Sombras nós éramos. Nenhum sótão e nem mesmo um porão. Era sempre noite lá dentro. Nessa casa, haviam pelo menos nove quartos, as luzes sempre amarelas que criavam muitos pontos de sombra.
A cidade estava sem luz elétrica há três dias. A tempestade interrompera também as comunicações das ilhas com o continente.
Quem eram aquelas quatro mulheres estranhas, que pareciam sem alma e dotadas de incrível energia intelectual?
Por que nós parecíamos dormir o dia todo?
Por que apenas servíamos para fazer os trabalhos de casa e receber "visitantes" de vez em quando?
Eu nem era capaz de dizer há quanto tempo isso durava. Eu tentava observar pelas janelas nossa posição, mas névoa espeça parecia trazer sempre um cenário cinzento, nem dia nem noite. Ou talvez fosse minha mente que tinha um véu permanente sobre ela. Era como uma alucinação que nunca tinha fim. 
"O tempo depende de onde você está" - nosso servo - praticamente cego - disse, uma vez.
Um dia, ou seria uma noite?, eu limpava um dos quartos e encontrei um bebê, de aproximadamente três dias, enrolado sobre a cama.
Meu grito chamou a atenção de uma das mulheres, que me disse apenas:
- Saia daqui. É uma maldição que você carrega por todas as gerações futuras.
Decidi que precisava sair da casa.
Pensei em não comer meu primeiro alimento - meu pão e chá.
Passei pelo depósito, cheio de vidros com animais no formol, e cheguei até a porta para o jardim.
Abri a porta, mesmo tendo sido sempre avisada do perigo envolvido.
Subi os degraus embarrados até um lugar em que já fora com a primeira mulher. 
Era uma espécie de estufa, coberta de um teto de vidro e uma rede que criava sombras.

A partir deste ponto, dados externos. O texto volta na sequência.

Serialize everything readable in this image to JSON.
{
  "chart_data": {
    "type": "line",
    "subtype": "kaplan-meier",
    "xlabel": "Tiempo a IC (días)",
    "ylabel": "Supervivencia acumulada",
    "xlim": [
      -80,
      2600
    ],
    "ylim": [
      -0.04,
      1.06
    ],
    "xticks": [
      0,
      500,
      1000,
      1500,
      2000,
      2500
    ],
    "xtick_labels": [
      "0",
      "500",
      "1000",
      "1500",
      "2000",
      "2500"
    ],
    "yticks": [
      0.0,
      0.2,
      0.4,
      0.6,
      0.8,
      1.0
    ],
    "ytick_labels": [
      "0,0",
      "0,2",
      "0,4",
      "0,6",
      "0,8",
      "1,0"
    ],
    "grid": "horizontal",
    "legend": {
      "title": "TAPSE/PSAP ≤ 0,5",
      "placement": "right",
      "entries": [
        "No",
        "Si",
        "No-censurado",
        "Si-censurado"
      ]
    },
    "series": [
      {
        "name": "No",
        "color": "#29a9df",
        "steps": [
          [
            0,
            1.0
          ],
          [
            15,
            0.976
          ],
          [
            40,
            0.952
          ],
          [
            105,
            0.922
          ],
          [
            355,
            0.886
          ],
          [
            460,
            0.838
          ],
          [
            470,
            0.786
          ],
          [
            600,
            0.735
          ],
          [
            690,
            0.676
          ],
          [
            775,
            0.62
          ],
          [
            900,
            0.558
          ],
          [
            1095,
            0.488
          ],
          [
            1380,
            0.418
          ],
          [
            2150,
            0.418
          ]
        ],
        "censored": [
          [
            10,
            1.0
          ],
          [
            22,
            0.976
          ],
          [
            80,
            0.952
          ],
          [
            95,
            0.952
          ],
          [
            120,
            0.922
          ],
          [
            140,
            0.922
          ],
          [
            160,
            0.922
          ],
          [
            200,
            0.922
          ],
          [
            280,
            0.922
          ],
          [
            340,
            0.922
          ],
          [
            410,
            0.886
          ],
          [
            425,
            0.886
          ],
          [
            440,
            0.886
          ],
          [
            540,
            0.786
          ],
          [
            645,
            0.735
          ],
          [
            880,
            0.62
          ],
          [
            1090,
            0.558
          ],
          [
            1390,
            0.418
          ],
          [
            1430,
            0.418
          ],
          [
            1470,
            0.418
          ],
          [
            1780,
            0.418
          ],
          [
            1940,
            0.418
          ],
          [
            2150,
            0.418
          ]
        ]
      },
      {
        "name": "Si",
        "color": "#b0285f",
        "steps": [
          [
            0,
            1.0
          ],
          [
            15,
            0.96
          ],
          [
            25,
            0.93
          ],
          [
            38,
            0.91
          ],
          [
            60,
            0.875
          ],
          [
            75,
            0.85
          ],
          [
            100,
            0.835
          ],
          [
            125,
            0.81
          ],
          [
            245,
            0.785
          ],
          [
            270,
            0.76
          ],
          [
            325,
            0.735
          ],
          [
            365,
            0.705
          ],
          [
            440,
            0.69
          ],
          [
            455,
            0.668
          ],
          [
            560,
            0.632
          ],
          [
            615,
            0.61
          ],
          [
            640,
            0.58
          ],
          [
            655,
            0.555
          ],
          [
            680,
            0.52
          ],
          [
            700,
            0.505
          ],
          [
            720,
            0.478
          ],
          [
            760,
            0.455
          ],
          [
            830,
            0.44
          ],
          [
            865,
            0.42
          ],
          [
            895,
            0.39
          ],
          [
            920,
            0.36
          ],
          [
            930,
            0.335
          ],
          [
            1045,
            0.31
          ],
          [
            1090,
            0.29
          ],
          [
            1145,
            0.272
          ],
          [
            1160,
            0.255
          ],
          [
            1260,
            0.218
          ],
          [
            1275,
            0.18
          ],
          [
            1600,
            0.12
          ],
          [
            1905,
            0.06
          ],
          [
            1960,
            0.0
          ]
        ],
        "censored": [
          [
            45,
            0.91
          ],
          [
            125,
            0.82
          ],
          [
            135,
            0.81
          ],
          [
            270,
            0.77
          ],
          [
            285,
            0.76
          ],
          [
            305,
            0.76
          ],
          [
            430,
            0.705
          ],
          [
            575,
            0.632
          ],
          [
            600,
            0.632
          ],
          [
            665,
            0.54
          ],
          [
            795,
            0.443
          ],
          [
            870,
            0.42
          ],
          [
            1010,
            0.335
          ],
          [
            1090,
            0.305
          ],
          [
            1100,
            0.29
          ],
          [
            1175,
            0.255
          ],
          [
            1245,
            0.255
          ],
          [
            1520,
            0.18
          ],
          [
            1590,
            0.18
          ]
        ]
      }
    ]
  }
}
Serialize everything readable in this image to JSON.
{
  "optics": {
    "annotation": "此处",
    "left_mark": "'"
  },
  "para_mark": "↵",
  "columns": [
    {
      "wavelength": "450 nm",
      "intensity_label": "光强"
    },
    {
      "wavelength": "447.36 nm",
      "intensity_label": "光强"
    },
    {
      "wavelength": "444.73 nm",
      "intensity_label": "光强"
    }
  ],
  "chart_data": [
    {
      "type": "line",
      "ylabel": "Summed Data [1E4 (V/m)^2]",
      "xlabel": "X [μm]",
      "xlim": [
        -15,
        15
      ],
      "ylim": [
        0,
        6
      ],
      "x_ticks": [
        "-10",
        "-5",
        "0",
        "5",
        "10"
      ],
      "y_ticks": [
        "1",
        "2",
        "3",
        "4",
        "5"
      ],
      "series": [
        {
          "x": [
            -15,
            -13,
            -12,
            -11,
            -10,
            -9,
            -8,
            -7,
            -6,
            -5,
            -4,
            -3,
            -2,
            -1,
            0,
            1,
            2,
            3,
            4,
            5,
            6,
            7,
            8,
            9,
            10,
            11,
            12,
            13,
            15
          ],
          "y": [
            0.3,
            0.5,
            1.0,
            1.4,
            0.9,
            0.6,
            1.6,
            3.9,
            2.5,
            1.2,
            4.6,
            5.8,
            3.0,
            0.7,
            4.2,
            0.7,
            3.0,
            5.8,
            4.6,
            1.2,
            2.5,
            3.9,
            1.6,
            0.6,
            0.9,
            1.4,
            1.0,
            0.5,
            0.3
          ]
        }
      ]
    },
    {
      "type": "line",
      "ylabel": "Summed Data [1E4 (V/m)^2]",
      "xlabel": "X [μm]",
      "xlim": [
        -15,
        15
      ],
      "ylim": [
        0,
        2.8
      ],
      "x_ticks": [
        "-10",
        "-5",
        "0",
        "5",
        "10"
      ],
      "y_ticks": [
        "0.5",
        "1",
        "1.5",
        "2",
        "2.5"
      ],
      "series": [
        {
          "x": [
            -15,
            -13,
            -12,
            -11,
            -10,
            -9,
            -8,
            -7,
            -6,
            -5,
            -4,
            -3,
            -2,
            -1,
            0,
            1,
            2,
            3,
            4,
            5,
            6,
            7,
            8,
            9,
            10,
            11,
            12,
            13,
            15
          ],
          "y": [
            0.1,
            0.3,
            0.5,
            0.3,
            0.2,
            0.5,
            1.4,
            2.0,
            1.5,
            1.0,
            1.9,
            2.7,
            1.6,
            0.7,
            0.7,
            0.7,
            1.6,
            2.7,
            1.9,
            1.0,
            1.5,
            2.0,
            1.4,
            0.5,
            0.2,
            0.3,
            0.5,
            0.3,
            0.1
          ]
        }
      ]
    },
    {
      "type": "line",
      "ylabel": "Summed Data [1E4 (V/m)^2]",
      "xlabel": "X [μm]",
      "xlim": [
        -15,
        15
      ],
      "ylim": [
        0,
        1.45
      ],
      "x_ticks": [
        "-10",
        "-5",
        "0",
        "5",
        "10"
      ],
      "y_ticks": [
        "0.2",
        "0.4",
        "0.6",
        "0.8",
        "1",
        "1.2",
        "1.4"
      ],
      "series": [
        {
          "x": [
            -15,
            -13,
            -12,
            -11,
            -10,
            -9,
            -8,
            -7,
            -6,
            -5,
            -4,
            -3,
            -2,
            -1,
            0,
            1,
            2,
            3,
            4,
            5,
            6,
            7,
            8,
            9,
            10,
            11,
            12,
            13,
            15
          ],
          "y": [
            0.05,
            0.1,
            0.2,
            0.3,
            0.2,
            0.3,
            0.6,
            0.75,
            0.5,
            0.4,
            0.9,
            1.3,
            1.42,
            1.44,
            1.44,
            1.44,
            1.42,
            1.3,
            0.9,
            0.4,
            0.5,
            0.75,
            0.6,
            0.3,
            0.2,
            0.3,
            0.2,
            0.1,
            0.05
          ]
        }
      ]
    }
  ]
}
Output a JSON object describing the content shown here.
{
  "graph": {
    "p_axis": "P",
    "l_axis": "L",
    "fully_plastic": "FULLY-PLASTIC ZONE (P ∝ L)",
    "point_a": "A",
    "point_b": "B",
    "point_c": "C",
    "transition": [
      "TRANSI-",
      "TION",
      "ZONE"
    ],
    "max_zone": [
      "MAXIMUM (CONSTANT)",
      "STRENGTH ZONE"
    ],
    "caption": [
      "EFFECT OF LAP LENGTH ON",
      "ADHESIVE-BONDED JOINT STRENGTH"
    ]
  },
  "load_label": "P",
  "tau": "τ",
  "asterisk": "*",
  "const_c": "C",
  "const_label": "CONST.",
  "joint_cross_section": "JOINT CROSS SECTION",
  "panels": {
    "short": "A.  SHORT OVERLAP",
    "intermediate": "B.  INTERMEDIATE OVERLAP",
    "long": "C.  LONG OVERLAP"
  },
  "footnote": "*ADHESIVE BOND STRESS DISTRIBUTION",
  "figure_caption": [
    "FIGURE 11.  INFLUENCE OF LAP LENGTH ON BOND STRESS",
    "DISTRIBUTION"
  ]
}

Assustei-me com o servo.
- Veja essas plantas. Foram combinadas. Não é apenas com o tempo que eles brincam. Essas mulheres sabem manipular as coisas vivas há séculos, ele me disse.
Ali ao lado, muitas pedras afiadas em fileiras como uma plantação. Uma chuva forte começou. Pareceu-me ver algo na terra. Eu cavei com as mãos.
Voltei para a casa assustada.
A terceira mulher olhou-me com ódio e me arrastou pelos cabelos. Fui colocada em um quarto estreito e escuro e lá fiquei por muito tempo.
No meu sonho, uma mulher me mostrava um fruto de casca verde - ela retirava sua semente com uma faca e colocava lá dentro um pequeno inseto. De uma colmeia saiam muitas abelhas. 
Então eu entendi. Iriam dizimar a raça toda. 
Acordei com o barulho da porta. O servo a abrira, com uma vela nas mãos gritou:
- Fuja agora. 
Eu corri, enquanto o homem ateava fogo a si mesmo para incendiar a casa.